Ce qui est incompréhensible, c'est que des mères y soumettent encore volontairement leurs filles chez nous, notamment en organisant des « départs en vacances » dans leur pays d'origine, car en France, cette pratique est punie par la loi, avec des sanctions pouvant aller jusqu'à 20 ans de prison, en cas de décès, ce qui en rend cette pratique risquée, mais allez savoir ce qui se pratique dans nos villes, dans les arrières cours.

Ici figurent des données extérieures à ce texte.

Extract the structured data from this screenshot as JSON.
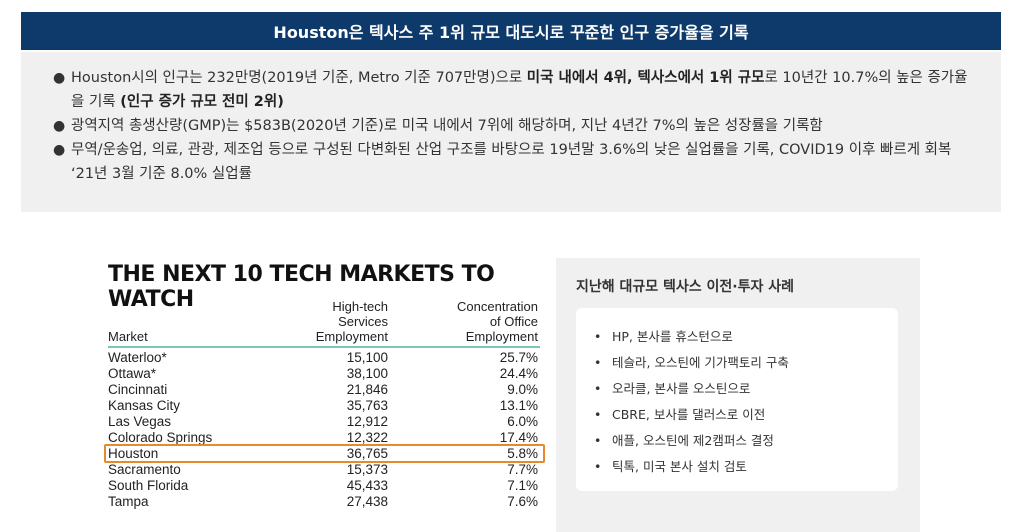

Citons Moka Sauvage, présidente du Collectif Excision, parlons-en : « Les conséquences sont lourdes, douleurs, hémorragies, infections, problèmes urinaires, diminution du plaisir sexuel, complications obstétricales, conséquences psychologiques ».
Elle ajoute « Beaucoup de familles ont pris conscience du danger que représente l'excision » mais il en reste d'autres, de par le monde, qu'il reste à en convaincre.
Pour Isabelle Gilette-Faye, directrice du Groupe Pour l'abolition des mutilations sexuelles et du mariage forcé, « le clitoris est un organe qui sert au plaisir, si on coupe une partie, c'est pour empêcher les femmes d'en avoir ».
Si aujourd'hui, la campagne de prévention s'adresse aux adolescentes, c'est que les pratiques ont changé, toujours selon Isabelle Gilette-Faye « Jusqu'au début des années 2000, les petites filles âgées de moins de 6 ans étaient généralement concernées, depuis les parents attendent de plus en plus qu'elles grandissent ».
On cite à titre d'exemple, Aminata, aujourd'hui âgée de 36 ans qui n'a appris son excision qu'il y a sept ans.
Elle avait été excisée à 4 ans, à l'occasion d'un voyage au Mali, le pays d'origine de ses parents et se souvient seulement de son retour en France, où elle a été rapatriée après avoir subi une hémorragie.
C'est la surveillance des jeunes enfants effectuée par les médecins des services de la protection maternelle et infantile, où ces familles sont suivies, ce qui explique cette évolution, d'autant plus que ces services savent sur qui et en quelle direction porter leur attention.
Cependant, tout change quand la question du mariage commence à se poser, car ça reste un problème de génération, qu'il faut résoudre maintenant, sans attendre, 20 ans, l'extinction de la dernière génération à le pratiquer.
Aujourd'hui encore, c'est une pression familiale très forte, faisant intervenir à côté des parents, les grands-parents et, parfois la future belle-famille, contre laquelle il faut défendre les adolescentes, contre le risque de se faire exciser, pour respecter les coutumes ancestrales, que l'on ressort encore.
La première campagne de prévention à destination des adolescentes de 12 à 18 ans, vient d'être lancée par le réseau associatif « Excision, parlons-en » en les incitant à résister à la pression familiale, ou à leur entourage, elle devait se produire.
Elle s'appuie sur un site Alerte-excision.fr, qui permet aux adolescentes de s'informer et d'évaluer le niveau de risque résultant de leur entourage familial, voire du cercle d'amis.
La campagne sera diffusée sur les réseaux sociaux et des collégiens et des lycées d'Ile de France seront leurs ambassadeurs.
Elle rappelle aux adolescentes qu'il faut être fortes, que leurs parents les aimeront même s'ils disent non à l'excision, ce sont leurs coutumes à eux, qu'il faut respecter, car ils n'ont rien connu d'autres, mais il faut dire, pas moi, pas mes soeurs, pas mes cousines.
C'est un challenge qui est à la portée de la génération d'aujourd'hui.